The dead boy’s mother stood crying in the Henrys’ kitchen and when Henry’s mother tried again to touch her, to comfort her, she wailed. Then, without a word, without a sound other than the swallowing of great gulps of air, she turned and walked out the kitchen door.

Henry’s mother scooped up all the dead boy’s report cards, prize certificates, letters from the governor for being on the honor roll, and handed them to me. “Go on, get her before she goes,” she said.

I charged out the door, got to the lady before she got into her car, and said, “You forgot these.”

“I didn’t forget them,” she said, again blotting her eyes with the back of her hand.

“Well, I’ll put them in your car,” I said. I went over to the passenger side, opened the door, and left them there on the seat.

“You’re a good boy,” she said.

I fought the urge to tell her, I’m not one of them. I’m not his son. I’m just the boy who lives next door, part-time. I’m no one, nothing.

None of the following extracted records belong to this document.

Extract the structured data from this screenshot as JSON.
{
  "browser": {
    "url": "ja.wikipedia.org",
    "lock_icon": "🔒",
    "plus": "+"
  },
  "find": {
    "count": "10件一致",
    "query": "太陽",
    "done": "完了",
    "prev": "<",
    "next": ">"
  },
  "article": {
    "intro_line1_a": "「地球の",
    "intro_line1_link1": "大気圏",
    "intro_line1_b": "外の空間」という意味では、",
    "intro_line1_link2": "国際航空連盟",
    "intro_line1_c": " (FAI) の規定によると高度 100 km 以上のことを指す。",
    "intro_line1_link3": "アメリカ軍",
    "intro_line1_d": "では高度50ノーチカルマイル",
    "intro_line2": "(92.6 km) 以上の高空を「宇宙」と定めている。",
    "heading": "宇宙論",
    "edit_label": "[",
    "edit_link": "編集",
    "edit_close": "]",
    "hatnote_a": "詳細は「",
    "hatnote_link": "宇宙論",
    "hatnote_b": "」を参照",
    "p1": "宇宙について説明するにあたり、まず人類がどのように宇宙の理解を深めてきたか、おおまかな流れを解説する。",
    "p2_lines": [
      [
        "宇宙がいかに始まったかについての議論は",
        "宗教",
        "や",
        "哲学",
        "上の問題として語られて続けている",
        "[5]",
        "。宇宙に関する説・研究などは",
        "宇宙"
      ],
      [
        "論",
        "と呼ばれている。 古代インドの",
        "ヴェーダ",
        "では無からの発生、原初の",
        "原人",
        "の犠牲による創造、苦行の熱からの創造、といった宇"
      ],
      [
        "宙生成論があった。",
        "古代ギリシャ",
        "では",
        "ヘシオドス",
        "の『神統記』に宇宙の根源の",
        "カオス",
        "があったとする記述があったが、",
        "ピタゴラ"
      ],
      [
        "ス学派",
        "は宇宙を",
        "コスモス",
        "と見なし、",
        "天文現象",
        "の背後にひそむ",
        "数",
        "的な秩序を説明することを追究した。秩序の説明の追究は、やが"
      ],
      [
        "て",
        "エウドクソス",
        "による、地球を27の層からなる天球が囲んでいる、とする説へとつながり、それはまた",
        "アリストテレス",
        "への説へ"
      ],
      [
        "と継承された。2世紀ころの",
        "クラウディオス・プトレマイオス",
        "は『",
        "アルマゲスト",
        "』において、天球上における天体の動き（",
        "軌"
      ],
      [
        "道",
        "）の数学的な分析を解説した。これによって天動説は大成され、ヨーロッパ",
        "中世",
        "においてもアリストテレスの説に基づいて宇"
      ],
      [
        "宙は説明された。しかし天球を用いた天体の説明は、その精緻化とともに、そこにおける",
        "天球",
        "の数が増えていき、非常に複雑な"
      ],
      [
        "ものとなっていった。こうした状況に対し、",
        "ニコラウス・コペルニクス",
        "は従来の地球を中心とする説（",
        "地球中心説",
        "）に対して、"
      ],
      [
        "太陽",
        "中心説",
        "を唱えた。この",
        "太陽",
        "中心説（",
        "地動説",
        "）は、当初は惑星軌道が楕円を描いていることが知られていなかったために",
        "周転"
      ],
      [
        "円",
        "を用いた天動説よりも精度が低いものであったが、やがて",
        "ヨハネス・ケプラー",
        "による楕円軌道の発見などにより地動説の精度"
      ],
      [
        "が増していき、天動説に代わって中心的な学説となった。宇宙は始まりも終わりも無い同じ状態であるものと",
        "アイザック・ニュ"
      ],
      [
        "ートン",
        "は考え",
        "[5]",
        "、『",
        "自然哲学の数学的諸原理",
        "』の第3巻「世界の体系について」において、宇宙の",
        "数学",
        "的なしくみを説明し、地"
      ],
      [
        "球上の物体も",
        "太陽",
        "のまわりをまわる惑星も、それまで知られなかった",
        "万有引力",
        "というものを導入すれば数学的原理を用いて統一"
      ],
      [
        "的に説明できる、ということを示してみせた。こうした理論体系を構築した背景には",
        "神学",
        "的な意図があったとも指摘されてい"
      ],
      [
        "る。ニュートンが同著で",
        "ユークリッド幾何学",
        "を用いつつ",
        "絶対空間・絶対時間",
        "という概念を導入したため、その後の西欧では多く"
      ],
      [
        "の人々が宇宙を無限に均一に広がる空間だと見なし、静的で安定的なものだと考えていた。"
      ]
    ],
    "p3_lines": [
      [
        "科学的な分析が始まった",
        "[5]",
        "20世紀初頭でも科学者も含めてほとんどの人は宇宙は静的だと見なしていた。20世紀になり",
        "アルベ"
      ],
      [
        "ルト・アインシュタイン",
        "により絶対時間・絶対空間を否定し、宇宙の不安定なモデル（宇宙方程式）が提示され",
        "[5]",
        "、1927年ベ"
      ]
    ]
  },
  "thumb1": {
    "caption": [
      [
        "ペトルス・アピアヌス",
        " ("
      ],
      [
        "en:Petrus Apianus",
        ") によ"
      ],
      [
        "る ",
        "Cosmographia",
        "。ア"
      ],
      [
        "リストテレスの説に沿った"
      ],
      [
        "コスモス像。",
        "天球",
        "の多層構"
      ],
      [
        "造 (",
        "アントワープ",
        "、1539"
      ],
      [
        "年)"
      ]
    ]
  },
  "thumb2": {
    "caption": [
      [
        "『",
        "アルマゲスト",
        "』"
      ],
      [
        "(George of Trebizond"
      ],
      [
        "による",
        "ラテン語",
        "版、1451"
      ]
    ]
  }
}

Instead I said, “I hope you feel better soon,” and walked back toward the house.

Henry came out and on the ground where the lady’s car had been, there was a photo, it must have fallen out of her purse, my hands, the car. It must have just slipped away and landed face up next to an oil stain.

“That’s him,” Henry said, picking up the photo, wiping it against his shirt, rubbing the boy’s face over his heart.

“We should give it back to her.”

“No,” Henry said. “He’s mine.”



One afternoon while Mrs., baby June, and Henry were somewhere else, I watched Mr. digging a shallow trough through the yard. He was bent over a shovel, flipping clods of grass and dirt off to the side. He pulled a wilted piece of notebook paper from the back pocket of his shorts and consulted a diagram. Then, with his fingers as rulers, his feet as yardsticks, he began measuring his work. By the time I got from my bedroom window, across the tumor-o’-land, and into the Henrys’ backyard, Mr. was sprinkling the floor of the trough with lima beans.